- Automattic is close to finalizing an agreement to provide data for training the AI companies’ models.
- AI data training deals have become a lucrative opportunity for websites treading water in today’s slippery online publishing landscape.
Tumblr and WordPress.com are on the verge of striking deals to sell user data to artificial intelligence companies OpenAI and Midjourney. According to reports from 404 Media, Automattic, the parent company of both platforms, is close to finalizing an agreement to provide data for training the AI companies’ models.
Murky nature of data in the deal
The exact nature of the data to be included in the deal remains murky, but an alleged internal communication from Tumblr product manager Cyle Gage has raised concerns about the extent of data being prepared for transfer. The report indicates that the data may have encompassed private or partner-related information that was not intended to be part of the deal. This allegedly included private posts on public blog posts, deleted or suspended blogs, unanswered questions, private answers, explicit content, and material from premium partner blogs.
Also read: OpenAI cures GPT-4 ‘laziness’ with new updates
Automattic’s response and commitment
When approached for comment, Automattic responded with a published statement, emphasizing that only public content hosted on WordPress.com and Tumblr from sites that haven’t opted out will be shared. The company also highlighted its commitment to respecting all opt-out settings and announced plans to launch a new opt-out tool aimed at allowing users to block third parties, including AI companies, from training on their data.
Advocating for user data removal
An alleged internal FAQ prepared by Automattic for the new opt-out tool suggests that the company will actively advocate for the removal of data upon user request. While the language used in the document to describe this process as “asking” and “advocating” may raise eyebrows, Andrew Spittle, Automattic’s AI head, has expressed confidence that the AI companies will honor these requests based on previous conversations.
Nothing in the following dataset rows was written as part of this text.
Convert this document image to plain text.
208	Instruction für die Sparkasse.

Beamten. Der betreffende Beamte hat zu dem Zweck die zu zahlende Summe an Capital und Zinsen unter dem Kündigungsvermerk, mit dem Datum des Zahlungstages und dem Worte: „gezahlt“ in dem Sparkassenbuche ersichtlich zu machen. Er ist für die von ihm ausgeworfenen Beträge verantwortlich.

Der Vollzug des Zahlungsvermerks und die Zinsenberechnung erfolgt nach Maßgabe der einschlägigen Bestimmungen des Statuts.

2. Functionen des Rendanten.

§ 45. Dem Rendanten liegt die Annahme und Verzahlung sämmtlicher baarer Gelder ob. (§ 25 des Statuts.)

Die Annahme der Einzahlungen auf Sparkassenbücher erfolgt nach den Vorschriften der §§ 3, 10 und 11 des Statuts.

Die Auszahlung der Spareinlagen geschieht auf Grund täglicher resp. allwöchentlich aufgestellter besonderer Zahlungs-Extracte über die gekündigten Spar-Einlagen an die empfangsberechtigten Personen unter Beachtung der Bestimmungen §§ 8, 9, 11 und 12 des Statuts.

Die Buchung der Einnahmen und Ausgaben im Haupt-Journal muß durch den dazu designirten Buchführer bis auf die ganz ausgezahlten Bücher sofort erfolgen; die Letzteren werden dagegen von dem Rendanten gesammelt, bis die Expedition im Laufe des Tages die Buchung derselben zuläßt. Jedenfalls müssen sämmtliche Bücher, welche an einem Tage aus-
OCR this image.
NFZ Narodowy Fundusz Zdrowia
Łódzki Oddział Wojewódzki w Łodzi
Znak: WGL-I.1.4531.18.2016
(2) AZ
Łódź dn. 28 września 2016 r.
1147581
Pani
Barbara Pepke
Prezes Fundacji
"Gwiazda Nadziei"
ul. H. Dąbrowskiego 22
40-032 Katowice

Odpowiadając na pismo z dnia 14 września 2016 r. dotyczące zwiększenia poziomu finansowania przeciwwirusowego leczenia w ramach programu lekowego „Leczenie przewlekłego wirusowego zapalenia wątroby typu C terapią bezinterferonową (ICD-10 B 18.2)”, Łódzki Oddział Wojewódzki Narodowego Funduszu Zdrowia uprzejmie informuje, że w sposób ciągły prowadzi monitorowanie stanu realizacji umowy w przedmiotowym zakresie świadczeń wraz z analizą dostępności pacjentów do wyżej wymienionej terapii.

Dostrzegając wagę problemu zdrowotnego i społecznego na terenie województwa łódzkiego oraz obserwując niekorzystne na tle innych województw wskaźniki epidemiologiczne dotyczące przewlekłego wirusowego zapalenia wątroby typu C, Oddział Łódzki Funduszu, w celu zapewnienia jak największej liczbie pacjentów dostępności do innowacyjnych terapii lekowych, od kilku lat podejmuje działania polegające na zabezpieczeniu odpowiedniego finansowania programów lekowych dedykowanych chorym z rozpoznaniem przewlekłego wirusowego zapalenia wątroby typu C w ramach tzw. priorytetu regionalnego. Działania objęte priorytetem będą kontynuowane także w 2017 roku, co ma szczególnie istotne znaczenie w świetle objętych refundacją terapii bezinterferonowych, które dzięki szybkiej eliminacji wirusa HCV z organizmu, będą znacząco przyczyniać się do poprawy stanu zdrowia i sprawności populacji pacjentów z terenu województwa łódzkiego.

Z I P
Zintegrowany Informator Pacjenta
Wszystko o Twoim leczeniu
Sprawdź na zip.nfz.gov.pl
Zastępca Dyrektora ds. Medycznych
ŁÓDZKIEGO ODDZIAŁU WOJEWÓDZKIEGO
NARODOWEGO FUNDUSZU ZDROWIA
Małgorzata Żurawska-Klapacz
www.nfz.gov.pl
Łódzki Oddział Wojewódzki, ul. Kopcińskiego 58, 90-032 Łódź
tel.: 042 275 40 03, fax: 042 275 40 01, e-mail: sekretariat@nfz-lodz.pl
Also read: OpenAI CEO Sam Altman and U.S. House Speaker navigate AI regulation challenges on capitol hill
Challenges faced by Tumblr and WordPress.com
The backdrop to these potential deals is the rapidly evolving landscape of online publishing, where websites are seeking new revenue streams to stay afloat. Tumblr, in particular, has faced its share of challenges, reportedly downsizing its staff to a bare minimum in late 2023. This context underscores the significance of such data deals for platforms like Tumblr and WordPress.com.
In a broader industry context, this news adds to the growing trend of AI companies seeking to leverage user-generated content for training their models. Recently, Google struck a deal with Reddit, and OpenAI has been actively pursuing partnerships to collect datasets for AI model training.